Motorists yakking away, even with handsfree devices, crawl about 2 mph slower on commuter-clogged roads than people not on the phone, and they just do not keep up with the flow of traffic, said study author David Strayer, a psychology professor at the University of Utah.

If you commute by car an hour a day, it could all add around 20 hours a year to your commute, Strayer said.

“The distracted driver tends to drive slower and have delayed reactions,” said Strayer, whose study will be presented later this month to the Transportation Research Board of the National Academy of Sciences. “People kind of get stuck behind that person and it makes everyone pay the price of that distracted driver.”

Strayer’s study, based on three dozen students driving in simulators, found that drivers on cellphones are far more likely to stick behind a slow car in front of them and change lanes about 20 per cent less often than drivers not on the phone.

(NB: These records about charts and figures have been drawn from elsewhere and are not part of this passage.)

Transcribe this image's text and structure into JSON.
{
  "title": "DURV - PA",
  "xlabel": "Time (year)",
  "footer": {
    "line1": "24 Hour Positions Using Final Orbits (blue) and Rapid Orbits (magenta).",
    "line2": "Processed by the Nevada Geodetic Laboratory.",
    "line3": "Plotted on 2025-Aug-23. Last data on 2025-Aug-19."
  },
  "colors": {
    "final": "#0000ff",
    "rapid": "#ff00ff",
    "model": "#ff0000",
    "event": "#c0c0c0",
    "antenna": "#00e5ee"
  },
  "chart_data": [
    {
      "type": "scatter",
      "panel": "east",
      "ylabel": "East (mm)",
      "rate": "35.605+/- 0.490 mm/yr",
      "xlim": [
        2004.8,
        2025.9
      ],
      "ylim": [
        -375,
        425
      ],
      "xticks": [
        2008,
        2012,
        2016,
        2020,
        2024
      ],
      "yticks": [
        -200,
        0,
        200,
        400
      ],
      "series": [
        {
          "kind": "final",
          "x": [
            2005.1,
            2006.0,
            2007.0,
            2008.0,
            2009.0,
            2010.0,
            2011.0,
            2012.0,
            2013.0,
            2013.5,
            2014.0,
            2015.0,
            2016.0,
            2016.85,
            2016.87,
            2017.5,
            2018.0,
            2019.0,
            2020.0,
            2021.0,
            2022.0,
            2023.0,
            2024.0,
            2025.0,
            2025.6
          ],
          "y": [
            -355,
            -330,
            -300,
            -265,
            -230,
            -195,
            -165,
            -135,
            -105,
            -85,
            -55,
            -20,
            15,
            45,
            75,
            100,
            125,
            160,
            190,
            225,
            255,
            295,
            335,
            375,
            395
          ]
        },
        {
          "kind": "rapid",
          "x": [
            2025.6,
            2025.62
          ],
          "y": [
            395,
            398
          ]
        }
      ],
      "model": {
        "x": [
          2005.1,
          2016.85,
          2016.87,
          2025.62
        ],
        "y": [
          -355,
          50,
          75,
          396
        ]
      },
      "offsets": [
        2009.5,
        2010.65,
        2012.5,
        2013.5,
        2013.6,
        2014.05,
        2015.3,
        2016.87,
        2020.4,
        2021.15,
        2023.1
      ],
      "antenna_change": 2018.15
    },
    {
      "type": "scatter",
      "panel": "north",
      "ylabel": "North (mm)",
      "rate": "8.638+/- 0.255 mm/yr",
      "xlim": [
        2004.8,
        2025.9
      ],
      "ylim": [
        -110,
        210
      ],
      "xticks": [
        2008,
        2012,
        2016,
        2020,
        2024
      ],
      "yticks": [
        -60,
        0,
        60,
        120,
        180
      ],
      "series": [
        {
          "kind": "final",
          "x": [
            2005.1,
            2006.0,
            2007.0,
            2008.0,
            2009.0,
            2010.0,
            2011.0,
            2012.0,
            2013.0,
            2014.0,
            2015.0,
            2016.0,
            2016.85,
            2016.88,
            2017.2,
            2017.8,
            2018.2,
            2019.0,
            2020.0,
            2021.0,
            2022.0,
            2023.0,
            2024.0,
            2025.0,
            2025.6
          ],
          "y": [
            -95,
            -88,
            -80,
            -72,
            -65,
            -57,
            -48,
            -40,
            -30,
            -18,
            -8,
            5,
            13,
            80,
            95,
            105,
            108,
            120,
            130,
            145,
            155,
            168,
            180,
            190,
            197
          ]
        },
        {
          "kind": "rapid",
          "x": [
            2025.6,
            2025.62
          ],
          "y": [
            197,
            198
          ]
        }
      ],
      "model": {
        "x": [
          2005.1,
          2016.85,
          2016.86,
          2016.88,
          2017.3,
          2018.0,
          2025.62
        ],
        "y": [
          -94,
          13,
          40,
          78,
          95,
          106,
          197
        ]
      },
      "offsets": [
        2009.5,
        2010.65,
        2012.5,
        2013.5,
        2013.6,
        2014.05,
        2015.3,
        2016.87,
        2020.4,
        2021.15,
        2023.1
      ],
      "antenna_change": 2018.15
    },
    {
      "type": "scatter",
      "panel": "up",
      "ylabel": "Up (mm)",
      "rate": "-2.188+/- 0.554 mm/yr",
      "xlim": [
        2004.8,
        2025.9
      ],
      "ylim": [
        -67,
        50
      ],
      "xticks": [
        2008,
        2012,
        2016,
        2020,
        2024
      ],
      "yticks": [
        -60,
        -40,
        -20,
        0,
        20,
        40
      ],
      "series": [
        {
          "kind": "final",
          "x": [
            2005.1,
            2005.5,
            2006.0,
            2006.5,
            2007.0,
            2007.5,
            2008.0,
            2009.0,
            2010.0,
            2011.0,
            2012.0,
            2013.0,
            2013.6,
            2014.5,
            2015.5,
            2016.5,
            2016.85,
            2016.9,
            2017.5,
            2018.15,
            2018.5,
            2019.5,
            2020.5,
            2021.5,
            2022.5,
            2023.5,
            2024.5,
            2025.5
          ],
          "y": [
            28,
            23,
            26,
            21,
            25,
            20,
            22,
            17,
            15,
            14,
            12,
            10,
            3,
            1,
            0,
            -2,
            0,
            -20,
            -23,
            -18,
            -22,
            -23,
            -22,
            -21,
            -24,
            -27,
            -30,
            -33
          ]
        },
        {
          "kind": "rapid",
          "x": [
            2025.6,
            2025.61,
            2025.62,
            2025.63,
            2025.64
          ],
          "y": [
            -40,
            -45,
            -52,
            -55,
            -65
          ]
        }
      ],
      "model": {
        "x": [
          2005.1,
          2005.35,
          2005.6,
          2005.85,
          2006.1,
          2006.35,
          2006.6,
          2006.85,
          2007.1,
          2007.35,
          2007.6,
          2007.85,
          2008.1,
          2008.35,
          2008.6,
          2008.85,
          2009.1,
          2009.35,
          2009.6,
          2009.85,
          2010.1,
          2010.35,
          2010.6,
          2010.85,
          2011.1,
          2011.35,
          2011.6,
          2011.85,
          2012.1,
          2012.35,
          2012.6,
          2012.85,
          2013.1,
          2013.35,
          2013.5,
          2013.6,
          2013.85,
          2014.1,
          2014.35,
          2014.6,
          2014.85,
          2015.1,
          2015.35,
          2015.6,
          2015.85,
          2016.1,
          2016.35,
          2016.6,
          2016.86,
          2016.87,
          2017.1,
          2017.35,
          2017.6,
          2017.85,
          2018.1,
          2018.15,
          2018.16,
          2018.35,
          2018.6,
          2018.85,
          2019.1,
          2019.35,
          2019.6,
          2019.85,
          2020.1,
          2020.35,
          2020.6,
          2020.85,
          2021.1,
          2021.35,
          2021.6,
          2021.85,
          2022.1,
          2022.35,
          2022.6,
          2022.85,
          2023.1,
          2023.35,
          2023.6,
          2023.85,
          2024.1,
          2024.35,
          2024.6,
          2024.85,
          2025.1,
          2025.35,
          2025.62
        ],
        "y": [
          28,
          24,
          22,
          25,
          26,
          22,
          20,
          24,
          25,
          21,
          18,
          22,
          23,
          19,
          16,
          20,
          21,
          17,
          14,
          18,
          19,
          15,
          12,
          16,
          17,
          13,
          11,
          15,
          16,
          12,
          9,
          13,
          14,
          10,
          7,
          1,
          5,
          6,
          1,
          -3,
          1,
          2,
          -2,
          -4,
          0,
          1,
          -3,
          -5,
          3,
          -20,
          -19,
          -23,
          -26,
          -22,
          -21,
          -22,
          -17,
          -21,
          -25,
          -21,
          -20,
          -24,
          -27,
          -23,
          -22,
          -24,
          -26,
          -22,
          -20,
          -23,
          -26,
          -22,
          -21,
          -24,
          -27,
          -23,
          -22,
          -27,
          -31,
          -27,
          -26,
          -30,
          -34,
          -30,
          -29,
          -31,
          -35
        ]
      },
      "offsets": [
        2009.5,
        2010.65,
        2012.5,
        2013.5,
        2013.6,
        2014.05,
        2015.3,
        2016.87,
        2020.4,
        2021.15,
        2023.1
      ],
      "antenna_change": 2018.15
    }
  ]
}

Overall, cellphone drivers took about 3 per cent longer to drive the same highly traffic-clogged route (and about 2 per cent longer to drive a medium congested route) than people who were not on the phone. About one in 10 drivers is on the phone so it really adds up, said Strayer, whose earlier studies have found slower reaction times from drivers on the phones and compared those reaction times to people legally drunk.

Combine those factors and Strayer figures distracted drivers are adding an extra 5 to 10 per cent of time to your commute. It is simply a matter of brain overload. Your frontal cortex can handle only so many tasks at one time, so you slow down, Strayer said.

Generally the study makes sense, but what happens to students in a simulator may not translate to real world conditions, said Anne McCartt, senior vice president of the Insurance Institute for Highway Safety.